Linhas: bordas, vincos, dobras vale e montanha

No texto Introdução e Orientações Básicas escrevi muitos dos princípios gerais que devem guiar o diagramador de origami. Eles podem ser resumidos grosseiramente como “deixe simples”, “tenha consistência” e “faça completo”. Como estes princípios serão colocados em prática é o tópico do resto desta série de textos. Nesta parte, falarei do arroz com feijão da diagramação: linhas, dobras montanha e dobras vale.

Há uma quantidade considerável de habilidade, para não dizer de arte, na diagramação.
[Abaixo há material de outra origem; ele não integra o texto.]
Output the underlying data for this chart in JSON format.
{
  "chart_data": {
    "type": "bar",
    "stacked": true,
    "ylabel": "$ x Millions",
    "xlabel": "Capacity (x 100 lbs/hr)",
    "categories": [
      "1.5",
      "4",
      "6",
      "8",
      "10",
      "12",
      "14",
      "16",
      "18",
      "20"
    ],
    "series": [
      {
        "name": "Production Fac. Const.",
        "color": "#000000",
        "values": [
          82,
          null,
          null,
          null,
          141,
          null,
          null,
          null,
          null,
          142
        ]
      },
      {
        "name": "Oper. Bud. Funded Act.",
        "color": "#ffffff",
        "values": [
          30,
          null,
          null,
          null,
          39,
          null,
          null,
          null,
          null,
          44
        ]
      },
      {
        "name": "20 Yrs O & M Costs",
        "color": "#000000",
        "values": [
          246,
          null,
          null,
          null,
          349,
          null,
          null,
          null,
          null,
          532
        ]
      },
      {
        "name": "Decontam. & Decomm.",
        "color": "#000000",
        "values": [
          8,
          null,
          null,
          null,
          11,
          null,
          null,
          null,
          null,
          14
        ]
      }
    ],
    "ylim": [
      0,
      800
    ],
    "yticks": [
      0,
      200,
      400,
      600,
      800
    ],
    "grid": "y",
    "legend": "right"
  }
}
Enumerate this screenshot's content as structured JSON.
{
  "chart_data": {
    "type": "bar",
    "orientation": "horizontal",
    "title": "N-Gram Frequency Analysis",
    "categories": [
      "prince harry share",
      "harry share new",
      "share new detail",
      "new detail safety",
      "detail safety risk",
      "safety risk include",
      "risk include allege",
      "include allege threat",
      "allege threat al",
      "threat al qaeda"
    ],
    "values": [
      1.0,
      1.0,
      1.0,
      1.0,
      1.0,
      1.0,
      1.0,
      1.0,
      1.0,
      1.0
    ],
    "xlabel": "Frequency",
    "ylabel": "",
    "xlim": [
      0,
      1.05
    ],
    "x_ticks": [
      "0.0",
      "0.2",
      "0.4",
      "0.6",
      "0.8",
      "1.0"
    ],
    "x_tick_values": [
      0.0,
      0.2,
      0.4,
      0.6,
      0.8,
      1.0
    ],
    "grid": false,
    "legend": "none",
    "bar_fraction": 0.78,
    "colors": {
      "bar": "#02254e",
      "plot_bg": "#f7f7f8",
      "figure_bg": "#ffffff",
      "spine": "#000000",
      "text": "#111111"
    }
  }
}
No mínimo, há estilos de diagramação claramente reconhecíveis, do mesmo modo que há diferentes estilos de dobras. Na tentativa de definir os critérios da diagramação para maximizar a clareza, devemos evitar ao máximo empregar toda nossa expressão individual neles. Nosso objetivo é a clareza, não nossos clones. Mesmo assim, uma pequena variação entre o trabalho de diferentes diagramadores é inevitável. Contudo, estas variações devem ser pontuais em estilo – traço das linhas, qualidade, variações nas proporções – e não nos símbolos básicos.

Bordas versus Vincos

Diagramadores profissionais – aqueles poucos que escrevem livros e são pagos por isso – geralmente usam 2 tipos diferentes de traços de linha para dizer o que são bordas (edges) e vincos (creases). As espessuras típicas são linhas de 1 e 1/2 ponto para bordas e vincos, respectivamente (Um ponto é uma unidade tipográfica que é 1/72 de polegada). Diagramadores profissionais conseguem isso através de canetas de uso técnico – por exemplo, canetas Rapidograph (N.T. são canetas hidrográficas que tem espessura da linha diversificada e bem definida). Eles custam em torno de $15 cada um, ocasionalmente entopem e porque são canetas ao invés de lápis, as consequências de um erro são difíceis de serem apagadas (apagadores elétricos custam algo entre $60-$100). É por isso que profissionais usam 2 tipos diferentes de espessura de linha, mas a maioria dos diagramadores não é profissional. Eles não tem acesso a ferramentas profissionais de desenho e eles não deveriam ser obrigados a usá-los para produzir diagramas legíveis. – Alguém ainda usa canetas Rapidograph? Os programas de desenho por computador dão ao usuário o completo controle sobre as linhas e não deixam manchas negras em seus dedos -. N.T. Se você está começando a desenhar seus diagramas, um bom programa de computador é o Inkscape e é gratuito!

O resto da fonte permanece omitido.